Resource Management and Cleanup
Swarms are resource-intensive. Ten open tabs, each running an AI agent, can consume significant memory and CPU. We implemented aggressive cleanup to keep the footprint manageable.
Workers close their tabs immediately upon completion. The coordinator tracks all spawned tabs and has a cleanup routine that fires on swarm completion, timeout, or user cancellation. If the user closes the browser during a swarm, the service worker catches the shutdown signal and cleans up orphaned tabs on the next startup.
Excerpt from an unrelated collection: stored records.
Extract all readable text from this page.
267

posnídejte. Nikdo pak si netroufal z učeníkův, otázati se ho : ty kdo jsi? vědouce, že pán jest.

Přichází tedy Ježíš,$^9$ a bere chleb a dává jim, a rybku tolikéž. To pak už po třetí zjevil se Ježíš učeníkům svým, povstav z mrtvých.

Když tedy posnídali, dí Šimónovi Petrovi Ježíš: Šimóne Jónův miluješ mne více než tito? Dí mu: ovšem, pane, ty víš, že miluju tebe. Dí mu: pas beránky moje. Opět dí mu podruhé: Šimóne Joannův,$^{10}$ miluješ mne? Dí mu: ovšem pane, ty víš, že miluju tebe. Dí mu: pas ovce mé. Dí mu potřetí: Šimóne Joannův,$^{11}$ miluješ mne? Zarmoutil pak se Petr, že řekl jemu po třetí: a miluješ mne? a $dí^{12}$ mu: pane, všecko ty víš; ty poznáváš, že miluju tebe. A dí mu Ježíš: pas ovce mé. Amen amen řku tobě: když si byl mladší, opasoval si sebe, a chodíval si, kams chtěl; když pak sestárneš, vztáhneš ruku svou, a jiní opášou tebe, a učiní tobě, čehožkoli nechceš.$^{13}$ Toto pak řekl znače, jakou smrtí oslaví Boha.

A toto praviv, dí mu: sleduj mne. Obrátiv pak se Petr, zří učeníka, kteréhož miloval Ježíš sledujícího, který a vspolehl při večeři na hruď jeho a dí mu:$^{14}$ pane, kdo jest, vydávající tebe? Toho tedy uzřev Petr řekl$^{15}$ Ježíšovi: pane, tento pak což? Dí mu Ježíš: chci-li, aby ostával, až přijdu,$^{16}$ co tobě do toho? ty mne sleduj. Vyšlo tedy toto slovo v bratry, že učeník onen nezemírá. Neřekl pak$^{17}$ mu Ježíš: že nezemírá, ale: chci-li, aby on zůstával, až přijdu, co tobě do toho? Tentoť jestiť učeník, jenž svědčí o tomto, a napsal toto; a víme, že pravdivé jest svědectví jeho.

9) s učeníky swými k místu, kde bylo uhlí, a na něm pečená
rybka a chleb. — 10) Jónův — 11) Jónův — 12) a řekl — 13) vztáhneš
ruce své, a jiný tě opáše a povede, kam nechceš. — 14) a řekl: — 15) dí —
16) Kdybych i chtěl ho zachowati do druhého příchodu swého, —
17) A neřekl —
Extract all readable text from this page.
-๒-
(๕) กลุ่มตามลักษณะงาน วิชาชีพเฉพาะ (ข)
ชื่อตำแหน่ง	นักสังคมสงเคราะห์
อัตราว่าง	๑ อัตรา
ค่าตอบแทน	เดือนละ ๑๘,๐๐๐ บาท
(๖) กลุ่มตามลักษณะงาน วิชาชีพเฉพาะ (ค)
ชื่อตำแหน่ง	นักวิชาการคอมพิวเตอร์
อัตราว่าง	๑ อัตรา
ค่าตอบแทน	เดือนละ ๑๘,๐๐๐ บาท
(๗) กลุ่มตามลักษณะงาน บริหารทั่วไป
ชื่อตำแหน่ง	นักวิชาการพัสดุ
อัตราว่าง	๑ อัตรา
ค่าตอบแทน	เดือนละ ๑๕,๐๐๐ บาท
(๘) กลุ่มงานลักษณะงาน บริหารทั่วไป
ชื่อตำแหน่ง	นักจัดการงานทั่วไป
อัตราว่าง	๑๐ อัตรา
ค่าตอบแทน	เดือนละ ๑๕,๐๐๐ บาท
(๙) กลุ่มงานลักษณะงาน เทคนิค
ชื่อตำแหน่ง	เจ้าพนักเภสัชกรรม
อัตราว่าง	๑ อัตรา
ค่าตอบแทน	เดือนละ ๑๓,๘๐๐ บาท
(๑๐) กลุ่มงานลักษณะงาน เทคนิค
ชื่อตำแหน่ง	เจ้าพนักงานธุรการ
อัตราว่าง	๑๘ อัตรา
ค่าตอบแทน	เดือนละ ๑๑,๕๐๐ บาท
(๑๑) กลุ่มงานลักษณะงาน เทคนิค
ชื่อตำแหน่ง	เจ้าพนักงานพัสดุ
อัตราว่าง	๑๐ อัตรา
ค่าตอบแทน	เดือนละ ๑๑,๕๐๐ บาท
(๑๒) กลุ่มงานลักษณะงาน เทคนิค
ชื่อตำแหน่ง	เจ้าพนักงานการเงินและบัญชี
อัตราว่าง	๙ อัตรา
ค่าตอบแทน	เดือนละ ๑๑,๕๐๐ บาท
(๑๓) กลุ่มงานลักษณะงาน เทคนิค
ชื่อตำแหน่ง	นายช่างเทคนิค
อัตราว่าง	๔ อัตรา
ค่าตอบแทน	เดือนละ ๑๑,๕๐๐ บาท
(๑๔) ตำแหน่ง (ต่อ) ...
We also implemented memory pressure monitoring. If Chrome signals memory pressure (via the chrome.runtime.onPerformanceWarning event, available in newer Chrome versions), the coordinator reduces the active worker count by pausing pending spawns and allowing in-flight workers to complete.
Real Performance Numbers
In our benchmarks, a five-tab swarm completes a price comparison task in an average of 12 seconds, compared to 48 seconds for a sequential single-tab agent performing the same comparison. That is a 4x speedup, which aligns with theoretical expectations given the overhead of coordination and synthesis.
For a ten-source research task, the swarm completes in 25 seconds versus 3 minutes and 20 seconds sequentially. The speedup is not a perfect 10x because some sources are slower than others and the synthesis step adds overhead, but the improvement is substantial enough to fundamentally change the user experience.
Looking Forward
Multi-Tab Agent Swarms open the door to browser-scale parallel computing. We are exploring several extensions: swarms that span multiple browser windows for even greater parallelism, persistent swarms that combine with background agents for long-running parallel tasks, and hierarchical swarms where a coordinator can spawn sub-coordinators for multi-level task decomposition.
The browser has always been a window to the web. With swarms, it becomes a fleet of windows, each carrying an intelligent agent, all working together toward your goal. That is the future of browser AI, and we are building it one tab at a time.